LONDON (Reuters) - A London court on Wednesday described as “troubling” a case brought by the Financial Conduct Authority (FCA) against a former junior UBS (UBSG.S) trader for alleged Libor interest rate rigging.
The Upper Tribunal, a court that hears challenges against FCA decisions, dismissed an appeal against a ban from financial services by former UBS derivatives trader Arif Hussein.
But judge Timothy Herrington said there were “troubling aspects” to the case in which a relatively junior trader had been singled out.
“This was against a background of widespread manipulation of Libor within UBS for which senior managers bear ultimate responsibility and which ... was widely condoned,” he said.
He said an explanation by FCA lawyer Benjamin Strong about why senior UBS staff had not been brought to account was concerning. Strong said “not everybody is in the jurisdiction” and “the senior people somehow manage to keep their fingerprints off the relevant documents sometimes”.
Hussein had challenged a 2016 FCA proposal to bar him for alleged recklessness because he had tried to influence the bank’s Libor (London interbank offered rates) to boost his trading positions in 2009.
Libor is used to price trillions of dollars of financial transactions. It is an average interest rate calculated through an “honor system”, where a panel of major banks report their estimated costs of borrowing from each other to an administrator.
Judge Herrington said he believed the former trader had not personally sought to manipulate Libor and that he had not acted dishonestly or without integrity while at the Swiss bank.
But in what he called “a tragedy” for Hussein, he said the trader had made a “serious error of judgment” by not being candid with the FCA and when under oath, possibly because he was frightened at the prospect of a large financial penalty.

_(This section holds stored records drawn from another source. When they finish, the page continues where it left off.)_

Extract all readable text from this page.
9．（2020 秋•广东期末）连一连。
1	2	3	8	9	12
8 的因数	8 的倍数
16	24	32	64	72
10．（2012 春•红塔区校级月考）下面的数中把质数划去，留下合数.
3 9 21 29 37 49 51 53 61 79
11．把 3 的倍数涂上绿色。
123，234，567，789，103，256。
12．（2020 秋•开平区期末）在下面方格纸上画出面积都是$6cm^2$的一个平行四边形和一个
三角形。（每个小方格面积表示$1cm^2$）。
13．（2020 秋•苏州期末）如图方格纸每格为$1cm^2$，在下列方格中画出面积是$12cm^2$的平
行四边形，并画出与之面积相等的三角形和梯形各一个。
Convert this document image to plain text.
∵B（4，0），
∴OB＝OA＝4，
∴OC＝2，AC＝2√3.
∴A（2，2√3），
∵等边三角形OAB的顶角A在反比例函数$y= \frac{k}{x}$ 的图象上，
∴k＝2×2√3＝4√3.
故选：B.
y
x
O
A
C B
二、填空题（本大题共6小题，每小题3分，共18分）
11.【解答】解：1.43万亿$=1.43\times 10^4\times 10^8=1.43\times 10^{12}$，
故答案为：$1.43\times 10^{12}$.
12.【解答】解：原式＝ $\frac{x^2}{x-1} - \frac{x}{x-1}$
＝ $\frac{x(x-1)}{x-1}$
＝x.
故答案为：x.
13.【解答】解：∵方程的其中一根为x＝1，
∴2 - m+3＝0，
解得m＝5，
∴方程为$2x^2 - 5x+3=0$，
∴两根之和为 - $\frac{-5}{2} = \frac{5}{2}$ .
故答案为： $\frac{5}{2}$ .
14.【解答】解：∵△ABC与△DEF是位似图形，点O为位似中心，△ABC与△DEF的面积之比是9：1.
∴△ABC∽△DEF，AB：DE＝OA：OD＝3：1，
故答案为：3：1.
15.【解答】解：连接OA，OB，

The FCA said it had examined the available evidence.
“The extent of the evidence, the responsibilities of the individual, where they were based, the action of other agencies and whether they were FCA approved persons were all factors in the nature and timing of any action taken,” it said.
UBS, which was fined $1.5 billion by British, U.S. and Swiss authorities over its Libor conduct in 2012, declined to comment.
Hussein, who resigned from UBS in 2009 after a 15-year career to open a burger restaurant in London, said he regretted not coming forward with a full explanation for his actions.
“The FCA wanted to impose an enormous financial penalty on me, which would have put me under dire financial pressure and most likely resulted in my young family losing their home,” he said in a statement.
“This financial penalty was to be imposed for conduct - which the judge agreed - I did not commit.”